Weaker consumer demand, a higher base of comparison, and a stronger zloty all contributed to a slowdown in consumer inflation in October, with the consumer price index (CPI) down to 3.4% y-o-y. It was the first time in 22 months that the CPI fell below the upper end of the central bank’s target band (2.5% y-o-y +/- 1 p.p.). The figure was in line with market expectations.

The highest price increase in the 12 months to October was noted in transport, a category that includes car fuel (up by 6% y-o-y), followed by housing and energy (up by 5.1% y-o-y) and food and non-alcoholic beverages (up by 4.7% y-o-y). Above-average price growth was also noted in alcoholic beverages and tobacco products (up by 3.7% y-o-y). Prices in the category of health rose by 3.2% y-o-y, in hotels and restaurants by 2.9% y-o-y, in education by 2.7% y-o-y, and in recreation and culture by 0.9% y-o-y. At the same time, communication charges dipped by 0.1% y-o-y, while prices in the category of clothing and footwear decreased by 4.6% y-o-y. On a month-on-month basis the CPI was 0.4.

In January-October 2012 consumer prices rose by 3.9% y-o-y. We expect consumer inflation to continue to decelerate in the coming months, helped not least by a very high comparative base. We forecast that in 2012 the average annual CPI will be 3.8%, and that inflation will return to the target around mid-2013.

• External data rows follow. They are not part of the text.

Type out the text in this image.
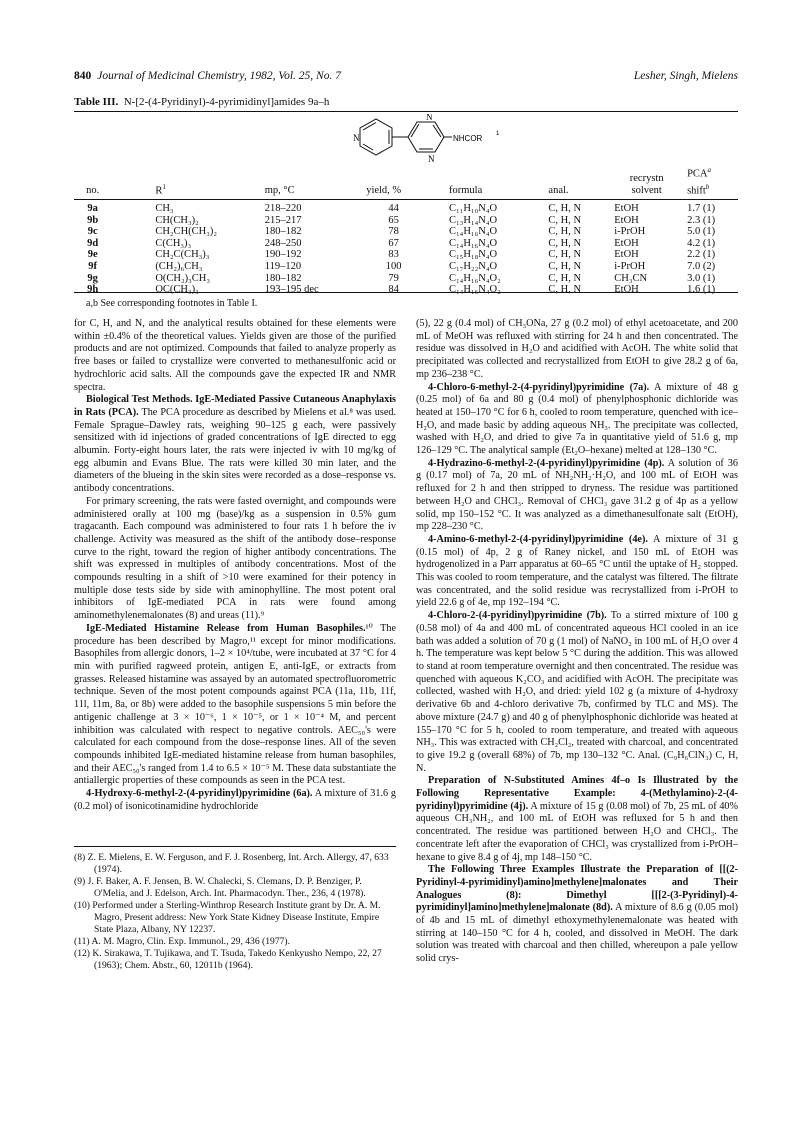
840 Journal of Medicinal Chemistry, 1982, Vol. 25, No. 7	Lesher, Singh, Mielens
Table III. N-[2-(4-Pyridinyl)-4-pyrimidinyl]amides 9a–h
N
N
N
NHCOR 1
no.	$R^1$	mp, °C	yield, %	formula	anal.	recrystn solvent	PCA$^a$
shift$^b$

9a	CH₃	218–220	44	C₁₁H₁₀N₄O	C, H, N	EtOH	1.7 (1)
9b	CH(CH₃)₂	215–217	65	C₁₃H₁₄N₄O	C, H, N	EtOH	2.3 (1)
9c	CH₂CH(CH₃)₂	180–182	78	C₁₄H₁₆N₄O	C, H, N	i-PrOH	5.0 (1)
9d	C(CH₃)₃	248–250	67	C₁₄H₁₆N₄O	C, H, N	EtOH	4.2 (1)
9e	CH₂C(CH₃)₃	190–192	83	C₁₅H₁₈N₄O	C, H, N	EtOH	2.2 (1)
9f	(CH₂)₆CH₃	119–120	100	C₁₇H₂₂N₄O	C, H, N	i-PrOH	7.0 (2)
9g	O(CH₂)₃CH₃	180–182	79	C₁₄H₁₆N₄O₂	C, H, N	CH₃CN	3.0 (1)
9h	OC(CH₃)₃	193–195 dec	84	C₁₄H₁₆N₄O₂	C, H, N	EtOH	1.6 (1)
a,b See corresponding footnotes in Table I.

for C, H, and N, and the analytical results obtained for these elements were within ±0.4% of the theoretical values. Yields given are those of the purified products and are not optimized. Compounds that failed to analyze properly as free bases or failed to crystallize were converted to methanesulfonic acid or hydrochloric acid salts. All the compounds gave the expected IR and NMR spectra.

Biological Test Methods. IgE-Mediated Passive Cutaneous Anaphylaxis in Rats (PCA). The PCA procedure as described by Mielens et al.⁸ was used. Female Sprague–Dawley rats, weighing 90–125 g each, were passively sensitized with id injections of graded concentrations of IgE directed to egg albumin. Forty-eight hours later, the rats were injected iv with 10 mg/kg of egg albumin and Evans Blue. The rats were killed 30 min later, and the diameters of the blueing in the skin sites were recorded as a dose–response vs. antibody concentrations.

For primary screening, the rats were fasted overnight, and compounds were administered orally at 100 mg (base)/kg as a suspension in 0.5% gum tragacanth. Each compound was administered to four rats 1 h before the iv challenge. Activity was measured as the shift of the antibody dose–response curve to the right, toward the region of higher antibody concentrations. The shift was expressed in multiples of antibody concentrations. Most of the compounds resulting in a shift of >10 were examined for their potency in multiple dose tests side by side with aminophylline. The most potent oral inhibitors of IgE-mediated PCA in rats were found among aminomethylenemalonates (8) and ureas (11).⁹

IgE-Mediated Histamine Release from Human Basophiles.¹⁰ The procedure has been described by Magro,¹¹ except for minor modifications. Basophiles from allergic donors, 1–2 × 10⁴/tube, were incubated at 37 °C for 4 min with purified ragweed protein, antigen E, anti-IgE, or extracts from grasses. Released histamine was assayed by an automated spectrofluorometric technique. Seven of the most potent compounds against PCA (11a, 11b, 11f, 11l, 11m, 8a, or 8b) were added to the basophile suspensions 5 min before the antigenic challenge at 3 × 10⁻⁶, 1 × 10⁻⁵, or 1 × 10⁻⁴ M, and percent inhibition was calculated with respect to negative controls. AEC₅₀'s were calculated for each compound from the dose–response lines. All of the seven compounds inhibited IgE-mediated histamine release from human basophiles, and their AEC₅₀'s ranged from 1.4 to 6.5 × 10⁻⁵ M. These data substantiate the antiallergic properties of these compounds as seen in the PCA test.

4-Hydroxy-6-methyl-2-(4-pyridinyl)pyrimidine (6a). A mixture of 31.6 g (0.2 mol) of isonicotinamidine hydrochloride

(5), 22 g (0.4 mol) of CH₃ONa, 27 g (0.2 mol) of ethyl acetoacetate, and 200 mL of MeOH was refluxed with stirring for 24 h and then concentrated. The residue was dissolved in H₂O and acidified with AcOH. The white solid that precipitated was collected and recrystallized from EtOH to give 28.2 g of 6a, mp 236–238 °C.

4-Chloro-6-methyl-2-(4-pyridinyl)pyrimidine (7a). A mixture of 48 g (0.25 mol) of 6a and 80 g (0.4 mol) of phenylphosphonic dichloride was heated at 150–170 °C for 6 h, cooled to room temperature, quenched with ice–H₂O, and made basic by adding aqueous NH₃. The precipitate was collected, washed with H₂O, and dried to give 7a in quantitative yield of 51.6 g, mp 126–129 °C. The analytical sample (Et₂O–hexane) melted at 128–130 °C.

4-Hydrazino-6-methyl-2-(4-pyridinyl)pyrimidine (4p). A solution of 36 g (0.17 mol) of 7a, 20 mL of NH₂NH₂·H₂O, and 100 mL of EtOH was refluxed for 2 h and then stripped to dryness. The residue was partitioned between H₂O and CHCl₃. Removal of CHCl₃ gave 31.2 g of 4p as a yellow solid, mp 150–152 °C. It was analyzed as a dimethanesulfonate salt (EtOH), mp 228–230 °C.

4-Amino-6-methyl-2-(4-pyridinyl)pyrimidine (4e). A mixture of 31 g (0.15 mol) of 4p, 2 g of Raney nickel, and 150 mL of EtOH was hydrogenolized in a Parr apparatus at 60–65 °C until the uptake of H₂ stopped. This was cooled to room temperature, and the catalyst was filtered. The filtrate was concentrated, and the solid residue was recrystallized from i-PrOH to yield 22.6 g of 4e, mp 192–194 °C.

4-Chloro-2-(4-pyridinyl)pyrimidine (7b). To a stirred mixture of 100 g (0.58 mol) of 4a and 400 mL of concentrated aqueous HCl cooled in an ice bath was added a solution of 70 g (1 mol) of NaNO₂ in 100 mL of H₂O over 4 h. The temperature was kept below 5 °C during the addition. This was allowed to stand at room temperature overnight and then concentrated. The residue was quenched with aqueous K₂CO₃ and acidified with AcOH. The precipitate was collected, washed with H₂O, and dried: yield 102 g (a mixture of 4-hydroxy derivative 6b and 4-chloro derivative 7b, confirmed by TLC and MS). The above mixture (24.7 g) and 40 g of phenylphosphonic dichloride was heated at 155–170 °C for 5 h, cooled to room temperature, and treated with aqueous NH₃. This was extracted with CH₂Cl₂, treated with charcoal, and concentrated to give 19.2 g (overall 68%) of 7b, mp 130–132 °C. Anal. (C₉H₆ClN₃) C, H, N.

Preparation of N-Substituted Amines 4f–o Is Illustrated by the Following Representative Example: 4-(Methylamino)-2-(4-pyridinyl)pyrimidine (4j). A mixture of 15 g (0.08 mol) of 7b, 25 mL of 40% aqueous CH₃NH₂, and 100 mL of EtOH was refluxed for 5 h and then concentrated. The residue was partitioned between H₂O and CHCl₃. The concentrate left after the evaporation of CHCl₃ was crystallized from i-PrOH–hexane to give 8.4 g of 4j, mp 148–150 °C.

The Following Three Examples Illustrate the Preparation of [[(2-Pyridinyl-4-pyrimidinyl)amino]methylene]malonates and Their Analogues (8): Dimethyl [[[2-(3-Pyridinyl)-4-pyrimidinyl]amino]methylene]malonate (8d). A mixture of 8.6 g (0.05 mol) of 4b and 15 mL of dimethyl ethoxymethylenemalonate was heated with stirring at 140–150 °C for 4 h, cooled, and dissolved in MeOH. The dark solution was treated with charcoal and then chilled, whereupon a pale yellow solid crys-

(8) Z. E. Mielens, E. W. Ferguson, and F. J. Rosenberg, Int. Arch. Allergy, 47, 633 (1974).

(9) J. F. Baker, A. F. Jensen, B. W. Chalecki, S. Clemans, D. P. Benziger, P. O'Melia, and J. Edelson, Arch. Int. Pharmacodyn. Ther., 236, 4 (1978).

(10) Performed under a Sterling-Winthrop Research Institute grant by Dr. A. M. Magro, Present address: New York State Kidney Disease Institute, Empire State Plaza, Albany, NY 12237.

(11) A. M. Magro, Clin. Exp. Immunol., 29, 436 (1977).

(12) K. Sirakawa, T. Tujikawa, and T. Tsuda, Takedo Kenkyusho Nempo, 22, 27 (1963); Chem. Abstr., 60, 12011b (1964).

Consumer price index in Poland (%, y-o-y), October 2011-October 2012

Sharp slowdown of producer prices

There was an even sharper deceleration in producer inflation in October, with the producer price index (PPI) down to 1% y-o-y, marking a continuation of a downward trend lasting for several months. The figure was markedly below market expectations, which averaged 1.6% y-o-y.

Of Poland’s main industrial sectors, the steepest price increase (up by 5.9% y-o-y) was noted in electricity, gas, steam and air conditioning supply, followed by water supply, sewerage, waste management and remediation activities (up by 3.5% y-o-y). Prices in the manufacturing sector rose by 0.4% y-o-y. By contrast, the mining-quarrying sector saw a 0.5% y-o-y decrease in prices in October. On a month-on-month basis the PPI amounted to -0.7%.

In the first 10 months of 2012 producer prices grew by 4.1% y-o-y. We expect the PPI to stay low throughout the remainder of the year, due to flagging economic activity and a high comparative base. According to our forecasts, in 2012 as a whole average annualised PPI inflation will be 3.6%.

Producer price index in Poland (%, y-o-y), October 2011-October 2012

Paweł Sionko

Senior Economist, PMR

[1] By way of comparison, in 2011 as a whole the trade deficit amounted to €15.9bn, i.e. approximately 4.2% of GDP.

[2] In November the PMI index for the manufacturing sector rose from 47.3 points to 48.2 points. However, it remained below the 50-point line demarcating accelerating from slowing activity.

[3] At constant prices, retail sales grew by 0.5% y-o-y in October.